Australia’s active vaccine safety system
AusVaxSafety, Australia’s vaccine safety surveillance program, was acknowledged in the media this week for its “development of a world-leading vaccine safety project”.
Using de-identified data reported directly from people receiving the vaccines (or their parent or carer), AusVaxSafety monitors adverse events following immunisation and facilitates early detection of potential vaccine safety issues.
In the days following vaccination, responses are solicited via an automated SMS or email sent using AusVaxSafety surveillance tools (SmartVax or Vaxtracker), which have been implemented in more than 300 sentinel sites across Australia, including general practices, hospitals, schools, community clinics and Aboriginal Medical Services.
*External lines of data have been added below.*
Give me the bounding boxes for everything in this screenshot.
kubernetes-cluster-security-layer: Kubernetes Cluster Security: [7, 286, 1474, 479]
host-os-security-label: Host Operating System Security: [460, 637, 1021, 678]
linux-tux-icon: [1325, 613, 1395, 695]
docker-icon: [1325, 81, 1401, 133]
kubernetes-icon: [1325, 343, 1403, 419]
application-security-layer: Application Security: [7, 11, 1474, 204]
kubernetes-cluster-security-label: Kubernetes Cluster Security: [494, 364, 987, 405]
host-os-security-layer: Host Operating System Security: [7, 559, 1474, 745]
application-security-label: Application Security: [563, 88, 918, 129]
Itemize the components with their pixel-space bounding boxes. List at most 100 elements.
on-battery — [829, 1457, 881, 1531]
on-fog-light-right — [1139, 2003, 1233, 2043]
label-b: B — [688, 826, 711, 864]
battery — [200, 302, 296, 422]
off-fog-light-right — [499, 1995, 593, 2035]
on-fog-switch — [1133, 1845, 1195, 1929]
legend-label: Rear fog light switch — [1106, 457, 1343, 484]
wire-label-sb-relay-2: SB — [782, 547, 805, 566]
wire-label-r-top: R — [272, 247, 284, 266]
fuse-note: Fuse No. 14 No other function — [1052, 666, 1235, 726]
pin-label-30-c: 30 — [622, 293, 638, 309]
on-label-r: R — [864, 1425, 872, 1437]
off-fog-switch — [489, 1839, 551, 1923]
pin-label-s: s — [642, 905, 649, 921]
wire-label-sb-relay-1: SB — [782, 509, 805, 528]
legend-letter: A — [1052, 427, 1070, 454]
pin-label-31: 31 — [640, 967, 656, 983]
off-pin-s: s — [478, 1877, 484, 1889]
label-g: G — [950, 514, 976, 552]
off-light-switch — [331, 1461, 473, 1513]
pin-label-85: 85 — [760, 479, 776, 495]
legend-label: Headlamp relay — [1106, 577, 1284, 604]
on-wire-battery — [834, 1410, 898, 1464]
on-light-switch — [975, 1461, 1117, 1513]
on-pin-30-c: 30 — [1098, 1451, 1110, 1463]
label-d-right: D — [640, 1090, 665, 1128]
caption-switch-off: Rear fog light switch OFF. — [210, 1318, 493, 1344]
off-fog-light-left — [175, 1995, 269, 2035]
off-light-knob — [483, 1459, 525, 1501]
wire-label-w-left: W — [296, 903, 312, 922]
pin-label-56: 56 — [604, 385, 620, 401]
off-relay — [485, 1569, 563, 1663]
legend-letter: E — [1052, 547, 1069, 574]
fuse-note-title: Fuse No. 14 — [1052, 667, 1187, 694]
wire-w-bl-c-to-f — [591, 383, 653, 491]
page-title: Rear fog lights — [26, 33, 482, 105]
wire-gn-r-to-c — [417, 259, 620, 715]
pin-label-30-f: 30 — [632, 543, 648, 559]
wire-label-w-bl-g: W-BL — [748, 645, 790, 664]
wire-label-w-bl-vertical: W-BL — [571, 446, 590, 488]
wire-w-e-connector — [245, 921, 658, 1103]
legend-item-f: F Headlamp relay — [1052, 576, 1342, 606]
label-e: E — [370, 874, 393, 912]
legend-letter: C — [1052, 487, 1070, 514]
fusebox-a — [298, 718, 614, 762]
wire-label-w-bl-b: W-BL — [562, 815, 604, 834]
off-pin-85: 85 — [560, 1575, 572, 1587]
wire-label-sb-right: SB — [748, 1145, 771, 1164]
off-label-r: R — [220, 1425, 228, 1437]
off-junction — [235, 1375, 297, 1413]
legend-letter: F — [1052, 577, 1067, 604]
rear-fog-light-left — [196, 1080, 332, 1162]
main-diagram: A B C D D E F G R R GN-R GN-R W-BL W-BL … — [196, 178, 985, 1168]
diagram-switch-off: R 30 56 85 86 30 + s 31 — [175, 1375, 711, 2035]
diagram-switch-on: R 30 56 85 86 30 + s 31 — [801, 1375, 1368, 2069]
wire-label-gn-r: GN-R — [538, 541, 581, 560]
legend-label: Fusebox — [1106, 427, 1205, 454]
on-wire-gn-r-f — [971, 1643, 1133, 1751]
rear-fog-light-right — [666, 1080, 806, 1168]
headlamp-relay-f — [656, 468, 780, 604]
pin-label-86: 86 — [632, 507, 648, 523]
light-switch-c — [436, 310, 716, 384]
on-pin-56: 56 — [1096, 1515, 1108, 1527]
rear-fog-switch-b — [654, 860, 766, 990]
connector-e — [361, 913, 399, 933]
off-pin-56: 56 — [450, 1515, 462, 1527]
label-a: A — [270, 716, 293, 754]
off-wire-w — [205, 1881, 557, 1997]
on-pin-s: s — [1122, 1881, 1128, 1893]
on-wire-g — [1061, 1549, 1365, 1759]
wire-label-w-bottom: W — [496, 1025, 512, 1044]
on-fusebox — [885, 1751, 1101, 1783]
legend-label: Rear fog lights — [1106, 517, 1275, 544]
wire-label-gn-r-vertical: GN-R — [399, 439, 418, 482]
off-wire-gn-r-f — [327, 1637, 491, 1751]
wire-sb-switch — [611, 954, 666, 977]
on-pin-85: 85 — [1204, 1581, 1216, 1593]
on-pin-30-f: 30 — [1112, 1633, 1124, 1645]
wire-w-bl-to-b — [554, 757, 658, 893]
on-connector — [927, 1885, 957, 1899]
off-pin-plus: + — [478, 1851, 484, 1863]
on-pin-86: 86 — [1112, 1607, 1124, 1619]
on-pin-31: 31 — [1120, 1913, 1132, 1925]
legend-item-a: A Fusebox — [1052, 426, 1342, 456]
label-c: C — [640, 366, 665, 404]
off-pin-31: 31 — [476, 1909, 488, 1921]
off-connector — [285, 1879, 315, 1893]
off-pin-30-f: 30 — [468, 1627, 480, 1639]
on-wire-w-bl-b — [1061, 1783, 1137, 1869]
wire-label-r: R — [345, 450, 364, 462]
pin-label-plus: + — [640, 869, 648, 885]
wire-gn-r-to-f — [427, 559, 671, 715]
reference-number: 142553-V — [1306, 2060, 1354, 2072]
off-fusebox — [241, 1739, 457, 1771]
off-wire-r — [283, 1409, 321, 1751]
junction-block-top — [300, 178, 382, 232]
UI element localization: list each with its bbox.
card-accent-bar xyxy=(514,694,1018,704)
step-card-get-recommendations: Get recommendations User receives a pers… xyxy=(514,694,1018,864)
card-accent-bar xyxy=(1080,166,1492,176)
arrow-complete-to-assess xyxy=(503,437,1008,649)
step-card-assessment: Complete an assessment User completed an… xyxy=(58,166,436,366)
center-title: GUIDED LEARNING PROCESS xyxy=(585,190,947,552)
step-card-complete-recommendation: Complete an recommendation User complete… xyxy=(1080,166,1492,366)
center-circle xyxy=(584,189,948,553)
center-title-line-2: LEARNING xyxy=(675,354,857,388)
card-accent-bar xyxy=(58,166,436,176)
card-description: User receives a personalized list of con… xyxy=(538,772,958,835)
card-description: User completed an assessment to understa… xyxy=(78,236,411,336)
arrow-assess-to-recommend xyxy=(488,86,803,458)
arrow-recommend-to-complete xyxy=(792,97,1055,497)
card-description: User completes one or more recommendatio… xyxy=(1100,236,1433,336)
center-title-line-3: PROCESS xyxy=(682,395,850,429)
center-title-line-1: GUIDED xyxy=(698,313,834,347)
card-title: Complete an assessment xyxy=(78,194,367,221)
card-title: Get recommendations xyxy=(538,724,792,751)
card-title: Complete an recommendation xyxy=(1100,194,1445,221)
Immunisation coordinator at Hunter New England Health Patrick Cashman spoke with ABC Newcastle on the development of VaxTracker following adverse reactions in children to the influenza vaccine in 2010. Cashman noted "..the information is coming directly from the consumer, not doctors and nurses, so it's a really transparent system. We'd like to think that goes to confidence about vaccine safety here in Australia and Australia is the only country this far advanced with this sort of system."
NCIRS Director Professor Kristine Macartney also contributed to the interview, providing further context on the safety monitoring process following the vaccination. Additionally, NCIRS Research Fellow Dr Helen Quinn spoke with Australia Wide on ABC Radio National (from 10mins; 12seconds) about the national impact of the AusVaxSafety system.